# YOLO : Overview

Yolo(You only look once) was developed by Josepth Redmon and Ali Farhadi is used for object detection in deep learning.

Yolo is being widely used as it is:

- Light and faster version
- The network understands a generalized object representation meaning the real world image prediction and artwork are fairly     accurate.
- The YOLO object detection is free and opensource

![u.PNG](attachment:u.PNG)

### Versions of YOLO:
    
**YOLO v1**

The first research paper about YOLO was published CVPR May 2016, and it got the OpenCV People’s Choice award. Given below the  talk he has delivered at CVPR. 
>Paper link https://arxiv.org/abs/1506.02640<br>

**YOLO v2**

YOLO v2 (Dec 2016) comes with some improvements from the first version. One of the shortcomings of the first version was, it is not very good at detecting objects that are near to the image and create mistakes in localization. One of the new things introduced in YOLO v2 is anchor boxes.
>Paper link https://arxiv.org/abs/1612.08242

**YOLO v3**

YOLO v3 released in April 2018 which adds further small improvements, included the fact that bounding boxes get predicted at different scales. In this version, the darknet framework expanded to 53 convolution layers.
>Paper link https://pjreddie.com/media/files/papers/YOLOv3.pdf

**YOLO v4**

The YOLO v4 released in April 2020, but this release is not from the YOLO first author. In Feb 2020, Joseph Redmon announced he was leaving the field of computer vision due to concerns regarding the possible negative impact of his works.
>Paper link https://arxiv.org/pdf/1506.02640v5.pdf

Here we focus on YOLO v4
![q.PNG](attachment:q.PNG)

# YOLO V4

Yolo v4 is designed as the fastest object detection for production systems also optimized for parallel computing. it results in fast computation and high accuracy. The reason why to use YOLO v4 is that it
1. Developed an efficient and powerful object detection
   model. It makes everyone can use a 1080 Ti or 2080 Ti
   GPU to train a super fast and accurate object detector.
2. Verified the influence of state of the art Bag of Freebies and Bag of Specials methods of object detection during the detector training.
3. Modified state of the art methods and make them
   more effecient and suitable for single GPU training,
   including CBN [89], PAN [49], SAM [85], etc.
   
Paper link https://arxiv.org/pdf/1506.02640v5.pdf

## Architecture

![w.PNG](attachment:w.PNG)

![r.PNG](attachment:r.PNG)


## Bag of freebies

The main idea is to gain more accuracy without cost which is achieved by the effective use of methods. Different types of Data Augumentation techniques are being used. The following are the methods used in BOF:<br>
- Cutmix and Mosaic data augmentations,
- Dropblock regularization
- Class label Smoothing 







## Bag of specials

The bag of specials refers to something whicg could be gained for cheap or discount. Analogously the set of modules that only increase the inference cost by a small amount but significantly improve the accuracy of object detection, are call “bag of specials”.The BoS includes:
- Mish activation
- Cross-stage partial connections (CSP)
- Multiinput weighted residual connections (MiWRC)
- SPP-block, SAM-block,
- PAN path-aggregation block,
- DIoU-NMS

## Selection of Architecture

![t.PNG](attachment:t.PNG)

The main objective is to find the optimal balance among the input network resolution, the conventional layer number, the parameter number and number of filters. Hence it could said as proper selection of BoF and BoS parameters.

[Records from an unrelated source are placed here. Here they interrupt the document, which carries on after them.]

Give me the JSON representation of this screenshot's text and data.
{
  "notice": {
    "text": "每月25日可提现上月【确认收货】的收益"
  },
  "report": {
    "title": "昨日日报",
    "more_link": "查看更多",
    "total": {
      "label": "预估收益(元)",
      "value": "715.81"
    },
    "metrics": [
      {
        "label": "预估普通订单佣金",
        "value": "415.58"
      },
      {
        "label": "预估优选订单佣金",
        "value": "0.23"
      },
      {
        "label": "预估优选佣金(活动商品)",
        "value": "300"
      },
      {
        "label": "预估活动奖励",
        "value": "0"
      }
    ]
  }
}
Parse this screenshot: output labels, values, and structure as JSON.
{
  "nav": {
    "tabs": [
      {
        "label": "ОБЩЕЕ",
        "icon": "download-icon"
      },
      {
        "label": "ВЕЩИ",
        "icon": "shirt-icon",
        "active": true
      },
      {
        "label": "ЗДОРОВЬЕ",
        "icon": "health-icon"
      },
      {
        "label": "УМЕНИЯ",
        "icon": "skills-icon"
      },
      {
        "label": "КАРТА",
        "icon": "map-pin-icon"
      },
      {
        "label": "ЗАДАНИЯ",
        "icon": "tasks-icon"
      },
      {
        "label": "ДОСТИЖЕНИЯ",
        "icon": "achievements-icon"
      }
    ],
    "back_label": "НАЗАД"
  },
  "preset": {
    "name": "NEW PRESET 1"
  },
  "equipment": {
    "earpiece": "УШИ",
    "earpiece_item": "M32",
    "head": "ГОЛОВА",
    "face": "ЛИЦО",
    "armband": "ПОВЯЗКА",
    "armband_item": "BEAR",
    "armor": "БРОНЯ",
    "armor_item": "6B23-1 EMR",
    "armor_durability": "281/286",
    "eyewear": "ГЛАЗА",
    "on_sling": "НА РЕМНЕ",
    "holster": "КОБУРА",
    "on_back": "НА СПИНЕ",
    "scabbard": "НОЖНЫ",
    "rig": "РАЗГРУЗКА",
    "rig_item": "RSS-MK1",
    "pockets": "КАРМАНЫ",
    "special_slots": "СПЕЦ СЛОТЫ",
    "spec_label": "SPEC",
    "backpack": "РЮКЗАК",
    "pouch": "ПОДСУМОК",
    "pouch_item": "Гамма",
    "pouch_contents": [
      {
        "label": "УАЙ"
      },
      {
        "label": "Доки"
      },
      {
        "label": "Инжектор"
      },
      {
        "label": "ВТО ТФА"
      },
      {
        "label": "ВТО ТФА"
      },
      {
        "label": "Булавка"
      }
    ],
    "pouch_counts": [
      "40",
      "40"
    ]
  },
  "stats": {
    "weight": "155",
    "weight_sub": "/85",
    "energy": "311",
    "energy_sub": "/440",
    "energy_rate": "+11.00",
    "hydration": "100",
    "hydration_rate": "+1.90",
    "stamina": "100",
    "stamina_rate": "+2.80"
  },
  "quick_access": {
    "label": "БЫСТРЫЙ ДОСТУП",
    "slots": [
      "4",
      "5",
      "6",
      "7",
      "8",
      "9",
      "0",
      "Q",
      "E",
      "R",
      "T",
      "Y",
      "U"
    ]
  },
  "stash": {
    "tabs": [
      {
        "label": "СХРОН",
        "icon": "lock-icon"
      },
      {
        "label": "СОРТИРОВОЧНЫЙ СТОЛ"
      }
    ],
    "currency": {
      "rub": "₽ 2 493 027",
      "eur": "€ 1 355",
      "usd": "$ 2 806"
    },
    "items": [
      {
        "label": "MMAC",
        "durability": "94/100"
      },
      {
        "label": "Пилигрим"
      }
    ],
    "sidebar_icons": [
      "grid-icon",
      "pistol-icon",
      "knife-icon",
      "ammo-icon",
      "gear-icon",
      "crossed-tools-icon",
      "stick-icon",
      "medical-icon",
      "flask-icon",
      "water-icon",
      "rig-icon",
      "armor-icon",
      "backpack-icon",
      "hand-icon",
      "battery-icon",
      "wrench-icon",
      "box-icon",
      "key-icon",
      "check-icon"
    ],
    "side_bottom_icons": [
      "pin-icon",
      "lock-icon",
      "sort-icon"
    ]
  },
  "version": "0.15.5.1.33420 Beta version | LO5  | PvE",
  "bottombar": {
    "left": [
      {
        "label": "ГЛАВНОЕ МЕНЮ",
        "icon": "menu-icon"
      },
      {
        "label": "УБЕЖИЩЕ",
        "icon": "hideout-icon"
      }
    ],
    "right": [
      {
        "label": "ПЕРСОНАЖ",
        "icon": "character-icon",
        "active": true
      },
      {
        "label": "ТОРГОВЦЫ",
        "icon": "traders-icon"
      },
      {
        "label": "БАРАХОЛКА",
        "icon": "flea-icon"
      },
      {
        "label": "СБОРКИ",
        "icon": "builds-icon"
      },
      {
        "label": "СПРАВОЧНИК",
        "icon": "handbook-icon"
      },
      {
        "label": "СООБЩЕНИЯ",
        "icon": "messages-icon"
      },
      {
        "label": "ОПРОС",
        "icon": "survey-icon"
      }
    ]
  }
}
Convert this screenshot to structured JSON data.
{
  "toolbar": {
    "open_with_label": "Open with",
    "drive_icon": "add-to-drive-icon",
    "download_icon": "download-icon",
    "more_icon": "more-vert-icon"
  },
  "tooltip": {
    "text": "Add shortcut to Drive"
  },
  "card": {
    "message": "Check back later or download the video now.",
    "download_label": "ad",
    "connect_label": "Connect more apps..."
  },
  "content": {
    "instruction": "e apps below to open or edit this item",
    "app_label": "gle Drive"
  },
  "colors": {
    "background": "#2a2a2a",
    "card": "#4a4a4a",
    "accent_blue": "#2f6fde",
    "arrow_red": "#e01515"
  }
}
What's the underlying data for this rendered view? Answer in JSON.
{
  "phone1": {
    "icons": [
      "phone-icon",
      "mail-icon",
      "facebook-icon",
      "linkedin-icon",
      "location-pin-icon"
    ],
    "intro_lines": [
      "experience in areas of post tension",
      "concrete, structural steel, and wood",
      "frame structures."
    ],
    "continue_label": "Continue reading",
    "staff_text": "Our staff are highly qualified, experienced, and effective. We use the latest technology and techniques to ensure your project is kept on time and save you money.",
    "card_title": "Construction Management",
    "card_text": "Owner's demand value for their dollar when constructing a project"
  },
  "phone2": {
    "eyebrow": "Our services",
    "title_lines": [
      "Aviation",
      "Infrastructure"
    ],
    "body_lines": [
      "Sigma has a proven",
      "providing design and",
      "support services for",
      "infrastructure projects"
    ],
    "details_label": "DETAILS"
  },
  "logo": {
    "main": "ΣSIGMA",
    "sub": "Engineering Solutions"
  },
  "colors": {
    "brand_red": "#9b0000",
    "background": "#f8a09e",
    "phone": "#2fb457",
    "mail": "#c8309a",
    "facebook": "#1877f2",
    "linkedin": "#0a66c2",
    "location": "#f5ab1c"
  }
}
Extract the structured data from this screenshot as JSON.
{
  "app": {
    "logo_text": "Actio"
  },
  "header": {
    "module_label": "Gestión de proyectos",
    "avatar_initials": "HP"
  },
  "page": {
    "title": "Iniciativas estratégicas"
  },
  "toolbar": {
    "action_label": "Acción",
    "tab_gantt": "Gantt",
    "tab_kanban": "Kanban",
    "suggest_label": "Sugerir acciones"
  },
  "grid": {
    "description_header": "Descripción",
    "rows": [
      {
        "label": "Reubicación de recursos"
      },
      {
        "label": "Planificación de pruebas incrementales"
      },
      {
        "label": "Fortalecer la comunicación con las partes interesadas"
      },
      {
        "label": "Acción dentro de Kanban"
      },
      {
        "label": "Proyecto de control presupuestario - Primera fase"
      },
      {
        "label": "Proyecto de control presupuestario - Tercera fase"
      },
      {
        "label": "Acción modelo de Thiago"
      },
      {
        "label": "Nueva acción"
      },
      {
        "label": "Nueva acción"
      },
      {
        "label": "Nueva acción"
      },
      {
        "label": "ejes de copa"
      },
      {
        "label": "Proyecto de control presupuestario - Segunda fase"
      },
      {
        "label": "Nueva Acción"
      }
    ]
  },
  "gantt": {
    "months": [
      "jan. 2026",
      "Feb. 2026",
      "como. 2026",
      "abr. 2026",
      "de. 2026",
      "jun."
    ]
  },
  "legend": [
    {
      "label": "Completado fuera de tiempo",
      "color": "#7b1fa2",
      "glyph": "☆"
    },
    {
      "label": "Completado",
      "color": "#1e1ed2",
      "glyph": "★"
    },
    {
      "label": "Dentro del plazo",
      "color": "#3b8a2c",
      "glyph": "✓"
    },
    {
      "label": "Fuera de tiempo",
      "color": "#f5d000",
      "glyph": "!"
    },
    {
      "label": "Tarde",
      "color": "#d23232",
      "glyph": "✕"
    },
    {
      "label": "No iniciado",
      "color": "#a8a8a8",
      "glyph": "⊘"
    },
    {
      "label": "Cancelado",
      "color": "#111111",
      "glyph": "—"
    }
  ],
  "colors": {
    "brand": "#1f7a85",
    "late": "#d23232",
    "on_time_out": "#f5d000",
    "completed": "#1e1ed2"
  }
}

A reference model which is optimal for classification is
not always optimal for a detector. In contrast to the classifier, the detector requires the following:
- Higher input network size (resolution) – for detecting
  multiple small-sized objects
- More layers – for a higher receptive field to cover the
  increased size of input network
- More parameters – for greater capacity of a model to
  detect multiple objects of different sizes in a single image


### Backbone


From the above table it is clear that the model **CSPDarknet53** works better as comapred with **CSPResNext50** in object classification of imageNet.  However, conversely, the **CSPDarknet53** is
better compared to **CSPResNext50** in terms of detecting objects on the MS COCO dataset.

### Neck

We add the SPP block over the CSPDarknet53, since it
significantly increases the receptive field, separates out the
most significant context features and causes almost no reduction of the network operation speed. We use PANet as
the method of parameter aggregation from different backbone levels for different detector levels, instead of the FPN
used in YOLOv3
    

### Head

WFinally, we choose CSPDarknet53 backbone, SPP additional module, PANet path-aggregation neck, and YOLOv3
(anchor based) head as the architecture of YOLOv4.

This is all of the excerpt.